Generally, anytime a user had a connectivity issue they would power-cycle their router and would be reconnected within a minute or two.

This had been working perfectly for several years when we ran into an issue where a couple of people could NOT work over the VPN.  We were able to determine, using sniffers and PIX debug logs that the VPN tunnel was coming up and that they keys, etc., were all good.  We could see that when the user pinged a server in the core the ICMP echo request was going into the tunnel, emerging on the pix, and forwarding to the server.  The server was replying and it would never make it back to the remote user.  In fact, all network traffic would make it to the core and none of it would make it back.  The byte-counters in the router were showing traffic both ways, so the tunnel was up.

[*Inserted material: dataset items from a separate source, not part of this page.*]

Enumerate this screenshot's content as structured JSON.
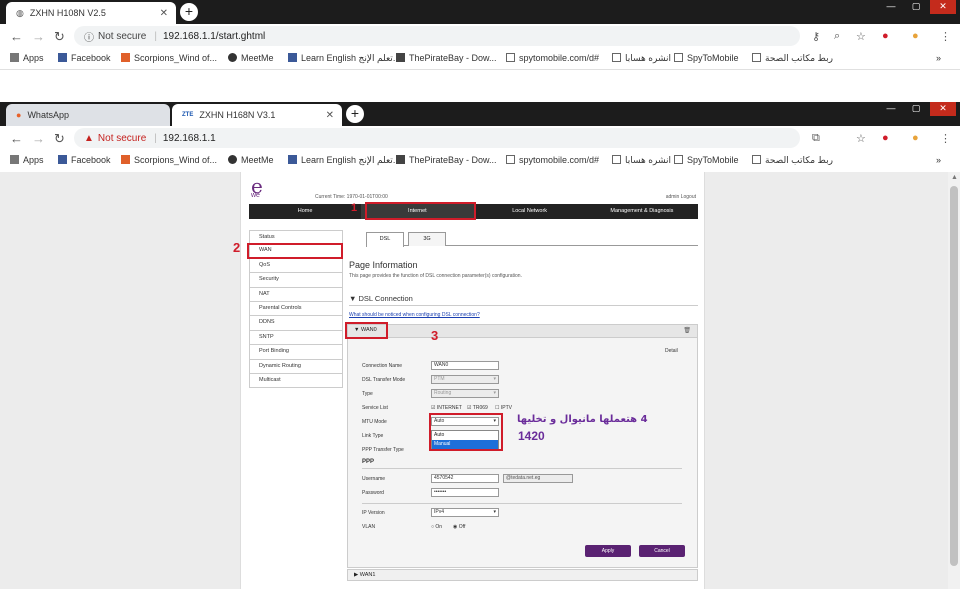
{
  "back_window": {
    "tab_title": "ZXHN H108N V2.5",
    "security": "Not secure",
    "url": "192.168.1.1/start.ghtml"
  },
  "front_window": {
    "tabs": [
      {
        "title": "WhatsApp"
      },
      {
        "title": "ZXHN H168N V3.1"
      }
    ],
    "security": "Not secure",
    "url": "192.168.1.1"
  },
  "bookmarks": [
    {
      "label": "Apps",
      "color": "#555"
    },
    {
      "label": "Facebook",
      "color": "#3b5998"
    },
    {
      "label": "Scorpions_Wind of...",
      "color": "#e0602a"
    },
    {
      "label": "MeetMe",
      "color": "#222"
    },
    {
      "label": "Learn English تعلم الإنج...",
      "color": "#3b5998"
    },
    {
      "label": "ThePirateBay - Dow...",
      "color": "#333"
    },
    {
      "label": "spytomobile.com/d#",
      "color": "#333"
    },
    {
      "label": "انشره هسابا",
      "color": "#333"
    },
    {
      "label": "SpyToMobile",
      "color": "#333"
    },
    {
      "label": "ربط مكاتب الصحة",
      "color": "#333"
    }
  ],
  "router": {
    "logo": "e",
    "logo_sub": "we",
    "current_time": "Current Time: 1970-01-01T00:00",
    "user": "admin   Logout",
    "menu": [
      "Home",
      "Internet",
      "Local Network",
      "Management & Diagnosis"
    ],
    "sidebar": [
      "Status",
      "WAN",
      "QoS",
      "Security",
      "NAT",
      "Parental Controls",
      "DDNS",
      "SNTP",
      "Port Binding",
      "Dynamic Routing",
      "Multicast"
    ],
    "subtabs": [
      "DSL",
      "3G"
    ],
    "page_title": "Page Information",
    "page_desc": "This page provides the function of DSL connection parameter(s) configuration.",
    "section": "▼ DSL Connection",
    "notice_link": "What should be noticed when configuring DSL connection?",
    "wan_label": "▼ WAN0",
    "detail": "Detail",
    "fields": {
      "connection_name": {
        "label": "Connection Name",
        "value": "WAN0"
      },
      "dsl_mode": {
        "label": "DSL Transfer Mode",
        "value": "PTM"
      },
      "type": {
        "label": "Type",
        "value": "Routing"
      },
      "service_list": {
        "label": "Service List",
        "options": [
          "INTERNET",
          "TR069",
          "IPTV"
        ]
      },
      "mtu_mode": {
        "label": "MTU Mode",
        "value": "Auto",
        "options": [
          "Auto",
          "Manual"
        ],
        "selected": "Manual"
      },
      "link_type": {
        "label": "Link Type"
      },
      "ppp_transfer": {
        "label": "PPP Transfer Type"
      },
      "ppp_heading": "PPP",
      "username": {
        "label": "Username",
        "value": "4570542",
        "suffix": "@tedata.net.eg"
      },
      "password": {
        "label": "Password",
        "value": "•••••••"
      },
      "ip_version": {
        "label": "IP Version",
        "value": "IPv4"
      },
      "vlan": {
        "label": "VLAN",
        "on": "On",
        "off": "Off"
      }
    },
    "apply": "Apply",
    "cancel": "Cancel",
    "wan1": "▶ WAN1"
  },
  "annotations": {
    "n1": "1",
    "n2": "2",
    "n3": "3",
    "note_arabic": "4 هتعملها مانيوال و تخليها",
    "note_number": "1420",
    "color": "#d01c2a"
  }
}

What we figured out was that a tech had manually set the MTU to 1500 on the employee's home router, rather than AUTO and that would fragment the packets and the FVS318v3 was not able to re-assemble them.  With minimal diagnostics we had nothing on the FVS318v3 telling us this and the  PIX clusters were reporting no errors.  Once we changed the the settings on their home router it worked.  This problem has not been reported anywhere on CISCO's site or anywhere else.

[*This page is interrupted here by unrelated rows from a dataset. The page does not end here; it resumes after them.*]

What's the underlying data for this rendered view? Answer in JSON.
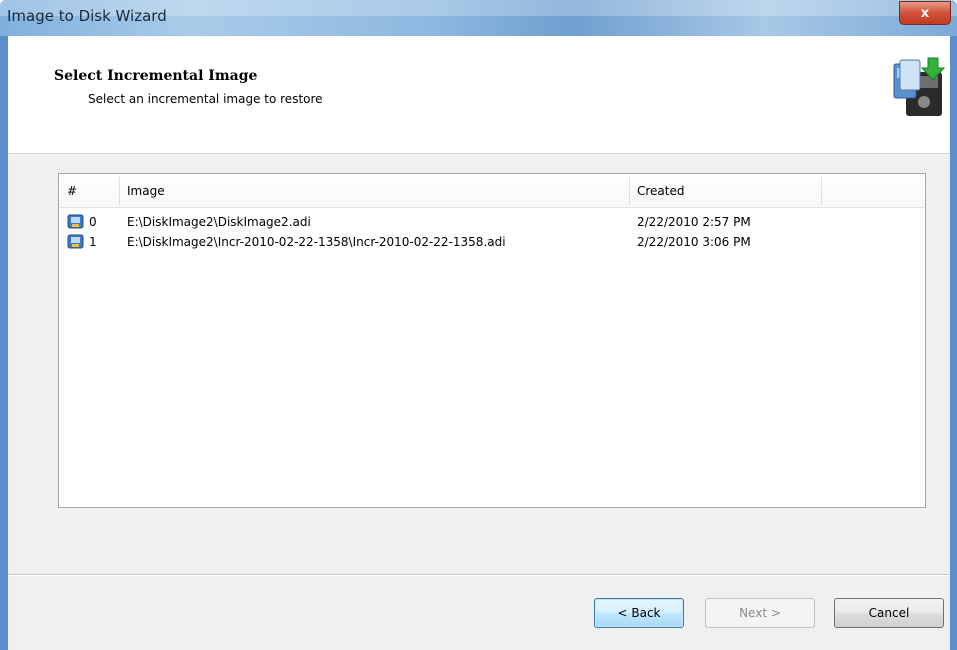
{
  "window": {
    "title": "Image to Disk Wizard",
    "close_label": "x"
  },
  "header": {
    "title": "Select Incremental Image",
    "subtitle": "Select an incremental image to restore",
    "icon": "disk-restore-icon"
  },
  "list": {
    "columns": [
      "#",
      "Image",
      "Created"
    ],
    "rows": [
      {
        "num": "0",
        "image": "E:\\DiskImage2\\DiskImage2.adi",
        "created": "2/22/2010 2:57 PM",
        "icon": "disk-image-icon"
      },
      {
        "num": "1",
        "image": "E:\\DiskImage2\\Incr-2010-02-22-1358\\Incr-2010-02-22-1358.adi",
        "created": "2/22/2010 3:06 PM",
        "icon": "disk-image-icon"
      }
    ]
  },
  "buttons": {
    "back": "< Back",
    "next": "Next >",
    "cancel": "Cancel"
  },
  "colors": {
    "title_bar": "#7fb0dd",
    "close_button": "#c23a22",
    "dialog_bg": "#f0f0f0",
    "disabled_text": "#8a8a8a"
  }
}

Be sure to check all the equipment every step of the way for configuration details.  This one change by this tech had worked for a year and then all of a sudden one day it would not and it took 2 days of research to track it down.

This configuration works extremely well:

  • easy to deploy
  • reliable
  • remotely manageable (e.g, we can remotely monitor the routers as well as access the router and employee phone to adjust configurations as needed)
  • call quality is excellent (we've seen excellent call quality when we are seeing latency as high as 125ms).  Generally we see between 10 and 65ms between the PBX and the Phone.

If you need to set something like this up we can help.  I hope the information I've provided above gives you the confidence to try this and to know it is doable.  We have deployed this setup all over the U.S. and abroad dozens of times.